Albert Speer on his way to Hollywood (IMDB)

There’s obviously something a little suspect about being interested in Nazis. I was one of those kids who went through a Nazi phase, though I guess I also went through a North Korea phase. There’s something cool about the esoterica of Nazi obsession, like you’re learning something scary and subterranean and thrilling about human existence; it’s as if, beyond the low-octane, meaningless insults of consumer society, there’s some surreal tipoff into limitless violence.
They might be wearing Hugo Boss and driving Volkswagens, but Nazis don’t really seem to live on the same planet as us; and that’s why, maybe, Nazi content is sort of like True Crime or UFO stories. And, of course, there’s the taboo part of it: most of the Holocaust freaks I’ve known are either Jewish or anti-Semitic, all of them fascinated by this primal bloodlust that it’s more polite to ignore.
But where does Albert Speer fit into this narrative? Hitler’s Minister of Armaments and lead architect, known for his grandiose designs for the “Thousand Year Reich”, was one of the lucky Nazis. He was sent to prison for 20 years, but afterwards he was able to profit from his actions: in 1970, the man who had commanded an estimated 12 million slave labourers, about 2.5 million of whom died, wrote a best-selling memoir, Inside the Third Reich. He was later approached by Kubrick-protégé Andrew Birkin about a film adaptation, and, in conversations that Birkin recorded as they workshopped their screenplay in 1972, downplayed his relationship with Hitler and his knowledge of wartime atrocities. Fortunately, Paramount Pictures did not pick up the script, and it was not produced.
I couldn’t help asking myself, while watching Vanessa Lapa’s Speer Goes to Hollywood, composed of dramatisations of those Birkin recordings and footage from the Nuremberg trials: what is the point of Nazi documentaries, and why am I watching one? I suppose the straightforward answer is Holocaust Remembrance, as with Yom HaShoah and public memorials and the Holocaust Studies lessons that are mandatory in sixteen US states.
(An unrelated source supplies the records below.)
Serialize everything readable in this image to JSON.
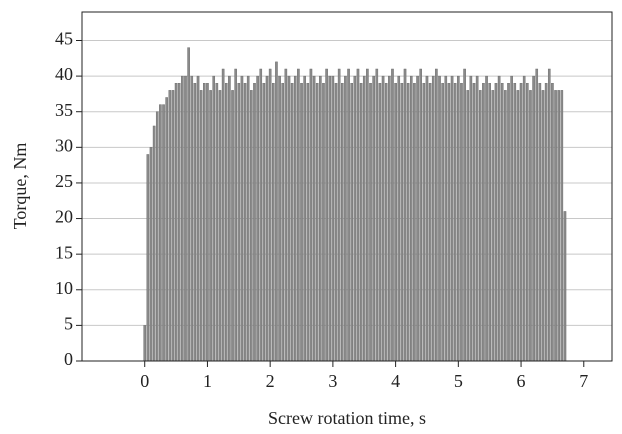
{
  "chart_data": {
    "type": "bar",
    "x_label": "Screw rotation time, s",
    "y_label": "Torque, Nm",
    "x": [
      0,
      0.05,
      0.1,
      0.15,
      0.2,
      0.25,
      0.3,
      0.35,
      0.4,
      0.45,
      0.5,
      0.55,
      0.6,
      0.65,
      0.7,
      0.75,
      0.8,
      0.85,
      0.9,
      0.95,
      1,
      1.05,
      1.1,
      1.15,
      1.2,
      1.25,
      1.3,
      1.35,
      1.4,
      1.45,
      1.5,
      1.55,
      1.6,
      1.65,
      1.7,
      1.75,
      1.8,
      1.85,
      1.9,
      1.95,
      2,
      2.05,
      2.1,
      2.15,
      2.2,
      2.25,
      2.3,
      2.35,
      2.4,
      2.45,
      2.5,
      2.55,
      2.6,
      2.65,
      2.7,
      2.75,
      2.8,
      2.85,
      2.9,
      2.95,
      3,
      3.05,
      3.1,
      3.15,
      3.2,
      3.25,
      3.3,
      3.35,
      3.4,
      3.45,
      3.5,
      3.55,
      3.6,
      3.65,
      3.7,
      3.75,
      3.8,
      3.85,
      3.9,
      3.95,
      4,
      4.05,
      4.1,
      4.15,
      4.2,
      4.25,
      4.3,
      4.35,
      4.4,
      4.45,
      4.5,
      4.55,
      4.6,
      4.65,
      4.7,
      4.75,
      4.8,
      4.85,
      4.9,
      4.95,
      5,
      5.05,
      5.1,
      5.15,
      5.2,
      5.25,
      5.3,
      5.35,
      5.4,
      5.45,
      5.5,
      5.55,
      5.6,
      5.65,
      5.7,
      5.75,
      5.8,
      5.85,
      5.9,
      5.95,
      6,
      6.05,
      6.1,
      6.15,
      6.2,
      6.25,
      6.3,
      6.35,
      6.4,
      6.45,
      6.5,
      6.55,
      6.6,
      6.65,
      6.7
    ],
    "values": [
      5,
      29,
      30,
      33,
      35,
      36,
      36,
      37,
      38,
      38,
      39,
      39,
      40,
      40,
      44,
      40,
      39,
      40,
      38,
      39,
      39,
      38,
      40,
      39,
      38,
      41,
      39,
      40,
      38,
      41,
      39,
      40,
      39,
      40,
      38,
      39,
      40,
      41,
      39,
      40,
      41,
      39,
      42,
      40,
      39,
      41,
      40,
      39,
      40,
      41,
      39,
      40,
      39,
      41,
      40,
      39,
      40,
      39,
      41,
      40,
      40,
      39,
      41,
      39,
      40,
      41,
      39,
      40,
      41,
      39,
      40,
      41,
      39,
      40,
      41,
      39,
      40,
      39,
      40,
      41,
      39,
      40,
      39,
      41,
      39,
      40,
      39,
      40,
      41,
      39,
      40,
      39,
      40,
      41,
      40,
      39,
      40,
      39,
      40,
      39,
      40,
      39,
      41,
      38,
      40,
      39,
      40,
      38,
      39,
      40,
      39,
      38,
      39,
      40,
      39,
      38,
      39,
      40,
      39,
      38,
      39,
      40,
      39,
      38,
      40,
      41,
      39,
      38,
      39,
      41,
      39,
      38,
      38,
      38,
      21
    ],
    "color": "#8a8a8a",
    "xlim": [
      -1,
      7.45
    ],
    "xticks": [
      0,
      1,
      2,
      3,
      4,
      5,
      6,
      7
    ],
    "ylim": [
      0,
      49
    ],
    "yticks": [
      0,
      5,
      10,
      15,
      20,
      25,
      30,
      35,
      40,
      45
    ],
    "grid": true
  }
}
But if Holocaust remembrance is really the point of Holocaust documentaries, I’m not sure these films are up to the task. The most Holocaust-conscious people I know have tended to be, let’s say, “Holocaust-critical independent researchers”, like the shaved-head kid with an Iron Cross ring that sat in the front of my college Holocaust Studies class and “asked a lot of questions”. I think he may have thought it was a workshop.
I’ve never met someone who doesn’t know the phrase “six million”, but I’ve known a number that would say “six million sounds like a lot”, and I’m not sure Speer Goes to Hollywood is going to make much of a difference for them. If these films are simply preaching to the choir, that’s fine; but does that mean Nazi films are just True Crime for boys?